The second has been the revision of Isie’s own life. It’s important to remember that she didn’t just run this farm, which she had to because this is what the family depended on to live because Smuts didn’t always receive a government salary.

“She was also a formidable intellectual in her own right, a great humanitarian and a true patriot. Her work raising funds for the welfare of all South Africans and her efforts to send comfort packs to South African soldiers fighting in World War II, while ensuring prisoners of war held in South Africa were looked after too, is often totally forgotten.

“By 1942, she had single-handedly raised more than double the money that was raised for the building of the Voortrekker Monument, which began in 1938. Maybe that’s why she was hated, because the money wasn’t for the Volk but the entire country,” mused Rabie.

“Yet she never lost sight of her roots. She ensured her children and grandchildren grew up speaking Afrikaans, she was involved with the Vroue Federasie, made the traditional clothes that she, and some of their children and grandchildren wore to attend the centenary of the Great Trek as well as the opening of the Voortrekker Monument Museum.”

Smuts died in 1950 and his ashes were scattered on the farm. Isie, who was born the same year as him, would die four years later. Her ashes were strewn on the koppie next to his.

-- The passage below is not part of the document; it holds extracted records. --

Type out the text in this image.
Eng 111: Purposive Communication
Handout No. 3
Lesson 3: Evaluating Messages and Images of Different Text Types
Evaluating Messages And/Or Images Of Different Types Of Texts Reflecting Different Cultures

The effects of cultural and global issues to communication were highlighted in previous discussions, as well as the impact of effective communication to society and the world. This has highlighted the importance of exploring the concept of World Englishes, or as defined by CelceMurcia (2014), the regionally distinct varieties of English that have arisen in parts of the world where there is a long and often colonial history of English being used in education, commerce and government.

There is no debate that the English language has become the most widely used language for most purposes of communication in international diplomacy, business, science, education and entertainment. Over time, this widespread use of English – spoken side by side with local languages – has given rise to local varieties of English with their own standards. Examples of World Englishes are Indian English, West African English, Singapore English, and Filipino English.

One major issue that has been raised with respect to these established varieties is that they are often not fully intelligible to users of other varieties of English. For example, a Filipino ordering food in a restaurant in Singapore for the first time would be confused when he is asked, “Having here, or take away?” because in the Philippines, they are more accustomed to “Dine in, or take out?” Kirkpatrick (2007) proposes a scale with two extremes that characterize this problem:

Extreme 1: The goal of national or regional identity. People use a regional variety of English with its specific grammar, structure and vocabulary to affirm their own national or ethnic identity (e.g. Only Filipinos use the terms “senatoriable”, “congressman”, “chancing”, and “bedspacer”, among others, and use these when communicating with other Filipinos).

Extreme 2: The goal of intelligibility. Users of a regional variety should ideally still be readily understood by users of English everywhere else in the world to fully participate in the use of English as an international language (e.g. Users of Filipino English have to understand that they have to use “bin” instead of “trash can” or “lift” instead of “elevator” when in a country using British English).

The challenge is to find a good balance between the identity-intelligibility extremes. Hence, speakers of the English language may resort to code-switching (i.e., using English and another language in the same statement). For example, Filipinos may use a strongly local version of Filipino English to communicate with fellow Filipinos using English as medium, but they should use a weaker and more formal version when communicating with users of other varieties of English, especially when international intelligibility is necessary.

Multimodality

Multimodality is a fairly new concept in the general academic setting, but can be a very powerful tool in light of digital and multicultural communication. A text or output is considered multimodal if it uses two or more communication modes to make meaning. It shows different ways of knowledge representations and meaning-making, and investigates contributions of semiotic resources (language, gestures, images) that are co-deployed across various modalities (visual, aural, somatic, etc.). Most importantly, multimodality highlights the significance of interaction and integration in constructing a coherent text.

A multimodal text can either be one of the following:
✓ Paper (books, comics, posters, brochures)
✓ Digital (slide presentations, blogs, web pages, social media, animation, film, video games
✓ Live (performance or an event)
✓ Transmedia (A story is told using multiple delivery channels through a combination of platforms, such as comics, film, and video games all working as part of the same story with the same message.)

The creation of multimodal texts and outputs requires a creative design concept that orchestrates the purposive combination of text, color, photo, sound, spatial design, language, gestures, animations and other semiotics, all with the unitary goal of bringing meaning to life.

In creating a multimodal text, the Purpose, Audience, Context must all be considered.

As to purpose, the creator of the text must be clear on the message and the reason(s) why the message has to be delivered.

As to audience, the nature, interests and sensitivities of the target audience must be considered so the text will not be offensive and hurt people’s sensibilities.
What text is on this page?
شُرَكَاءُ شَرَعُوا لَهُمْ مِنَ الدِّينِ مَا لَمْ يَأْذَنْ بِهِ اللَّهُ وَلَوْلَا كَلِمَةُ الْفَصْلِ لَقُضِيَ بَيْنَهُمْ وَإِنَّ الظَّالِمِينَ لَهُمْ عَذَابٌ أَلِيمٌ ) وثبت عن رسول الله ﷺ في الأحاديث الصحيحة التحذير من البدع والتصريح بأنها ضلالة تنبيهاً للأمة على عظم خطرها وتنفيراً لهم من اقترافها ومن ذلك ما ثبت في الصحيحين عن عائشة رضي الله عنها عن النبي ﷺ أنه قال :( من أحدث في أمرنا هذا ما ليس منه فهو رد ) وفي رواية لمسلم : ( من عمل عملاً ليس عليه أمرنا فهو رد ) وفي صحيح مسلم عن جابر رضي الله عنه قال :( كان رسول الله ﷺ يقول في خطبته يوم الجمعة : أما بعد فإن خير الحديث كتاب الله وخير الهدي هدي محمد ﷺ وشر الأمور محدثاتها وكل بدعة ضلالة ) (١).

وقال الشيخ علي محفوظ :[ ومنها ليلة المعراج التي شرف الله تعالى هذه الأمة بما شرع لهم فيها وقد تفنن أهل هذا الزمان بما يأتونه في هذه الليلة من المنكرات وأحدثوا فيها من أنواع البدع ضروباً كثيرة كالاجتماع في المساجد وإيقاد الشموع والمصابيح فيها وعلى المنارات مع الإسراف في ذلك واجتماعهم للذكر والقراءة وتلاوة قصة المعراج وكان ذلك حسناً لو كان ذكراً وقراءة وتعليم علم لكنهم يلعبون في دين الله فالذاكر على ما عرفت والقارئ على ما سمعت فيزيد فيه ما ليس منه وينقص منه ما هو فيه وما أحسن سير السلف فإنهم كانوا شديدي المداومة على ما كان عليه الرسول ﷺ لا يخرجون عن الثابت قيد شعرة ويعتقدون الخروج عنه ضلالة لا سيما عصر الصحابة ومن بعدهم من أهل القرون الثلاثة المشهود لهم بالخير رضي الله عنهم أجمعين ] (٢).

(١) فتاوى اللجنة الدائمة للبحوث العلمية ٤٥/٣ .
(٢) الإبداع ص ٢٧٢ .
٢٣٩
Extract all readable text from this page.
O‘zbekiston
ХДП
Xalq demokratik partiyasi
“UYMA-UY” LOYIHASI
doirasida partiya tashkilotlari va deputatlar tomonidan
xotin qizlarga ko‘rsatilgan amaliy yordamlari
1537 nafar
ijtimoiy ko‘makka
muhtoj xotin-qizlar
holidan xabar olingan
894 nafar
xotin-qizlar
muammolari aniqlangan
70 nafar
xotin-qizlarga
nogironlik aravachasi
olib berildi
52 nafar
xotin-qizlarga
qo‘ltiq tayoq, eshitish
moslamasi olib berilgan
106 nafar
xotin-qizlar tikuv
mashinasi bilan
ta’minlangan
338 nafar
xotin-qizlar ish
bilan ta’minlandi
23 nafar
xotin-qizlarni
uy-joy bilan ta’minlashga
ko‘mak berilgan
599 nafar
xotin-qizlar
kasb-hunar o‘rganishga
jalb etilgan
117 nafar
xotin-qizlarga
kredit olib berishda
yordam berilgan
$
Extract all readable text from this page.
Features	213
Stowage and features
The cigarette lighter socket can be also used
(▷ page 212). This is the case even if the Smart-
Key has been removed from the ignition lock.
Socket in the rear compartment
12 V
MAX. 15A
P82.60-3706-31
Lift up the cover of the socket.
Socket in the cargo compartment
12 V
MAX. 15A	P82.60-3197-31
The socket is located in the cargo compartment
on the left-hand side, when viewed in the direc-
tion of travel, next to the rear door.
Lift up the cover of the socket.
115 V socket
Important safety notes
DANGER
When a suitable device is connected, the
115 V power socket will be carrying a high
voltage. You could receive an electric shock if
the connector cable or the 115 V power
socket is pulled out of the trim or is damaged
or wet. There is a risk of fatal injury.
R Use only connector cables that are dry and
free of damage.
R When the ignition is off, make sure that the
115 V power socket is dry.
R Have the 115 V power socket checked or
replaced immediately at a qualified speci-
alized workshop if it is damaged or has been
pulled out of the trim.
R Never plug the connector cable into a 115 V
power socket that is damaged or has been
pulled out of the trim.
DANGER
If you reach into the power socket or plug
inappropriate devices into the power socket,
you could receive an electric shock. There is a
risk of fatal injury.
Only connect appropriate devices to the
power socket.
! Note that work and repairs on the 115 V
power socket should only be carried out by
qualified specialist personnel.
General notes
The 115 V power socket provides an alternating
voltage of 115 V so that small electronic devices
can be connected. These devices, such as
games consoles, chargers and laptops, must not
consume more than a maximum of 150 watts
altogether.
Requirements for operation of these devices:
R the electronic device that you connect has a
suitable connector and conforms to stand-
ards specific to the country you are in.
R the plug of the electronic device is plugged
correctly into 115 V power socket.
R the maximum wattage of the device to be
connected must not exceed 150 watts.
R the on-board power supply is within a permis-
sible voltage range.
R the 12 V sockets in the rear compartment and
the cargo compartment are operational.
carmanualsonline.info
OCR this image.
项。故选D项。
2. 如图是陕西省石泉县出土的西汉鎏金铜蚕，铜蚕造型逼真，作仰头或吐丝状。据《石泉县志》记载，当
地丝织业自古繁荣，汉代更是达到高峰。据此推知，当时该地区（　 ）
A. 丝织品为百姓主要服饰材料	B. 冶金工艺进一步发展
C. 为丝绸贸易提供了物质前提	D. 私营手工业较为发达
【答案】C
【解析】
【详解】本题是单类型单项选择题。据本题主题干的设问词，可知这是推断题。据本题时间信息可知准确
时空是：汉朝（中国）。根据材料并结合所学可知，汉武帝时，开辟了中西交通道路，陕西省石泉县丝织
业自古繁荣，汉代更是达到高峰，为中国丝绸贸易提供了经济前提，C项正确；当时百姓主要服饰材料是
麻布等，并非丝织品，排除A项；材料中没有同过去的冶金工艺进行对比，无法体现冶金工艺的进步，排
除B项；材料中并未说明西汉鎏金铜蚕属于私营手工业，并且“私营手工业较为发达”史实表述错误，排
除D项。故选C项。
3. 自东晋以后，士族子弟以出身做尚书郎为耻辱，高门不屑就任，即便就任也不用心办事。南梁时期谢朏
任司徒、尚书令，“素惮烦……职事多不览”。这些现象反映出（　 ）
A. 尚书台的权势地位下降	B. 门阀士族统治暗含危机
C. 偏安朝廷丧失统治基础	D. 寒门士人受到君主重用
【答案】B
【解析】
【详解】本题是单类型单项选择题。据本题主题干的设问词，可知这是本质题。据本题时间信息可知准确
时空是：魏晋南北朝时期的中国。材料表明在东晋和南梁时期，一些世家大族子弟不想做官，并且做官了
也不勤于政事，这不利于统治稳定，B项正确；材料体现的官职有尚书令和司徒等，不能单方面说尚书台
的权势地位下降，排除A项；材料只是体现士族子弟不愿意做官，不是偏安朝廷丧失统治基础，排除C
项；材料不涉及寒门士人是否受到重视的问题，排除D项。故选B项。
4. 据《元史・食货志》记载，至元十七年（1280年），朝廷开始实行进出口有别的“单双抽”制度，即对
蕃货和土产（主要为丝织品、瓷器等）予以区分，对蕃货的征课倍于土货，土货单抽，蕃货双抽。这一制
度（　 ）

The simple bed on the stoep of Smuts House on Doornkloof Farm in Irene, Pretoria, where Jan Smuts would sleep during the hot summer nights. | Picture: KEVIN RITCHIE

“When you look at them, when you read all the letters they wrote each other; the interests they shared, like studying the Bible together in the original Greek, it was almost as if they were pre-destined to be together. She played a massive role in his life, from confidant to political lobbyist, best friend, lover – bearing him nine children – and wife,” said Rabie.

The Smuts Museum is open four times a week until further notice; on Wednesdays, Fridays, Saturdays and Sundays; from 9am to 3.30pm. Admission is R50 an adult and R30 for students and pensioners.